Tout comme m'intéresse - curiosité d'ordre purement anthropologique - la composition de l'Union Bordeaux-Bègles pour le déplacement en Aunis. Est-il possible de terrasser le surpuissant pack rochelais - Atonio, Priso, Skelton, Sazy, Alldritt - en utilisant une deuxième-ligne composée de joueurs qui ne sont en rien constitués pour ce type d'association ? Placer ensemble Cameron Woki et Louis Picamoles dans la cage bordelaise est-il un aveu d'impuissance, le signal d'une réduction d'effectif ou bien une projection stratégique dans un terme si long qu'il est difficile d'en voir les contours ?
Dans la situation actuelle où, à quatre journées de la fin de la phase régulière du Top 14, dix clubs - et j'y inclus Pau comme cadeau de Noël - visent les seules six places ouvertes à la qualification, il me parait complétement irréaliste d'imaginer qu'une équipe puisse vraiment jouer sur les trois tableaux sans se brûler les crampons. Les épreuves sont triples et concomitantes : doublons, Championnat de France et Coupe d'Europe. Ce n'est pas un calendrier, c'est un parcours du combattant. C'est la guerre de trop !

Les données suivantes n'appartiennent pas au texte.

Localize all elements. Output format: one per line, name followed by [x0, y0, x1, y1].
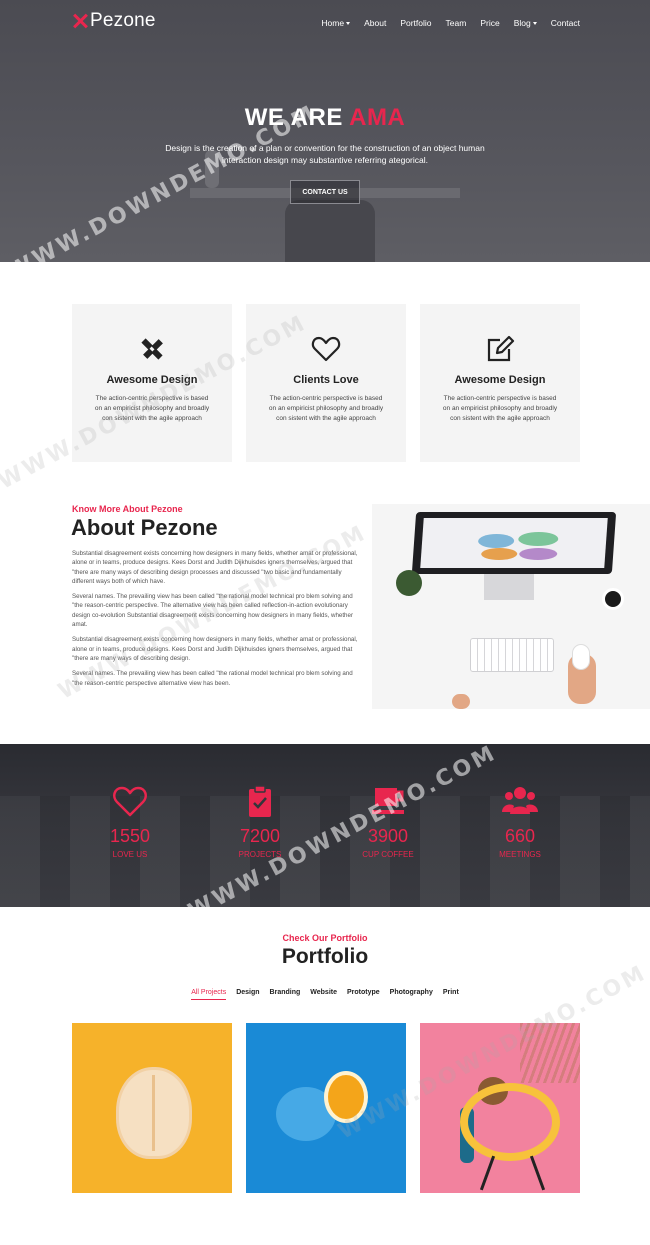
feature-text: The action-centric perspective is based … [268, 395, 384, 422]
nav-item-price[interactable]: Price [480, 18, 499, 28]
nav-item-blog[interactable]: Blog [514, 18, 537, 28]
nav-label: Team [445, 18, 467, 28]
filter-design[interactable]: Design [236, 989, 259, 1000]
screen-graphic [517, 532, 559, 546]
portfolio-item[interactable] [420, 1023, 580, 1193]
portfolio-item[interactable] [72, 1023, 232, 1193]
nav-item-team[interactable]: Team [446, 18, 467, 28]
nav-item-about[interactable]: About [364, 18, 386, 28]
coffee-cup [602, 588, 624, 610]
about-subtitle: Know More About Pezone [72, 504, 183, 514]
stat-value: 660 [504, 826, 536, 846]
stats-section: 1550 LOVE US 7200 PROJECTS 3900 CUP COFF… [0, 744, 650, 907]
feature-card: Awesome Design The action-centric perspe… [72, 304, 232, 462]
hero-chair [285, 200, 375, 262]
stat-value: 7200 [239, 826, 281, 846]
users-icon [502, 787, 538, 814]
logo[interactable]: Pezone [72, 10, 156, 32]
nav-item-portfolio[interactable]: Portfolio [400, 18, 431, 28]
clipboard-check-icon [249, 785, 271, 817]
stat-label: CUP COFFEE [362, 850, 414, 859]
about-paragraph: Substantial disagreement exists concerni… [72, 550, 358, 585]
heart-icon [113, 786, 147, 817]
stat-label: PROJECTS [238, 850, 282, 859]
monitor-screen [420, 518, 608, 568]
feature-text: The action-centric perspective is based … [442, 395, 558, 422]
plant [396, 570, 422, 596]
chair-leg [529, 1155, 546, 1191]
stat-value: 3900 [367, 826, 409, 846]
about-title: About Pezone [71, 515, 218, 540]
feature-text: The action-centric perspective is based … [94, 395, 210, 422]
chevron-down-icon [346, 21, 351, 25]
filter-photography[interactable]: Photography [390, 989, 433, 1000]
hero-title: WE ARE AMA [0, 104, 650, 132]
nav-label: Price [480, 18, 500, 28]
orange-segment [152, 1075, 155, 1151]
nav-item-contact[interactable]: Contact [551, 18, 580, 28]
design-tools-icon [141, 338, 163, 360]
palm-leaf [520, 1023, 580, 1083]
filter-website[interactable]: Website [310, 989, 337, 1000]
features-section: Awesome Design The action-centric perspe… [72, 304, 580, 462]
orange-slice [324, 1071, 368, 1123]
nav-label: Blog [513, 18, 531, 28]
chevron-down-icon [532, 21, 537, 25]
stat-value: 1550 [109, 826, 151, 846]
filter-all-projects[interactable]: All Projects [191, 989, 227, 1000]
stat-item: 1550 LOVE US [85, 784, 175, 859]
hero-section: Pezone Home About Portfolio Team Price B… [0, 0, 650, 262]
about-workspace-image [372, 504, 650, 709]
logo-x-icon [72, 13, 88, 29]
nav-label: Home [321, 18, 345, 28]
feature-card: Awesome Design The action-centric perspe… [420, 304, 580, 462]
hero-text: Design is the creation of a plan or conv… [165, 143, 485, 165]
mouse [572, 644, 590, 670]
logo-text: Pezone [90, 10, 156, 31]
yellow-chair-image [460, 1083, 560, 1161]
coffee-cup-icon [372, 788, 404, 814]
stat-item: 3900 CUP COFFEE [343, 784, 433, 859]
about-body: Substantial disagreement exists concerni… [72, 549, 362, 694]
feature-title: Awesome Design [454, 374, 546, 386]
filter-print[interactable]: Print [443, 989, 459, 1000]
about-paragraph: Several names. The prevailing view has b… [72, 670, 353, 687]
main-nav: Home About Portfolio Team Price Blog Con… [321, 18, 580, 28]
heart-icon [311, 336, 341, 362]
filter-branding[interactable]: Branding [270, 989, 301, 1000]
portfolio-item[interactable] [246, 1023, 406, 1193]
stat-item: 7200 PROJECTS [215, 784, 305, 859]
feature-card: Clients Love The action-centric perspect… [246, 304, 406, 462]
portfolio-subtitle: Check Our Portfolio [282, 933, 368, 943]
monitor [411, 512, 617, 574]
feature-title: Clients Love [293, 374, 359, 386]
portfolio-filters: All Projects Design Branding Website Pro… [0, 989, 650, 1000]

Ce n'est pas un secret, la compétition à très haute intensité telle que vécue par l'élite du rugby, et pas seulement français, se prépare en amont en ajustant quatre curseurs : physique, technique, stratégique et psychologique. Et, qu'on le veuille ou pas, c'est bien le cérébral qui, en dernier lieu, fait la différence. Et il suffit de constater le rejet - souvent mal  justifié - de la plupart des clubs de s'adjoindre un préparateur mental pour imaginer qui aura finalement les derniers maux.
Mais nous n'échangerions pas notre passe de trois pour suivre le football français qui se satisfait, contraint et forcé, d'une Ligue 1 transparente derrière l'hégémonie parisienne, ce PSG affriolant comme une danseuse orientale du ventre - mou, le ventre, mou - lors de ses prestations domestiques, de ses passes et de ses passements de jambes, mais friable comme une biscotte dès que le niveau s'élève pour passer au cran européen. Le psychique, on vous dit. Et il va en falloir, de la dureté mentale, pour réciter week-end après week-end, cette fameuse règle ovale de trois.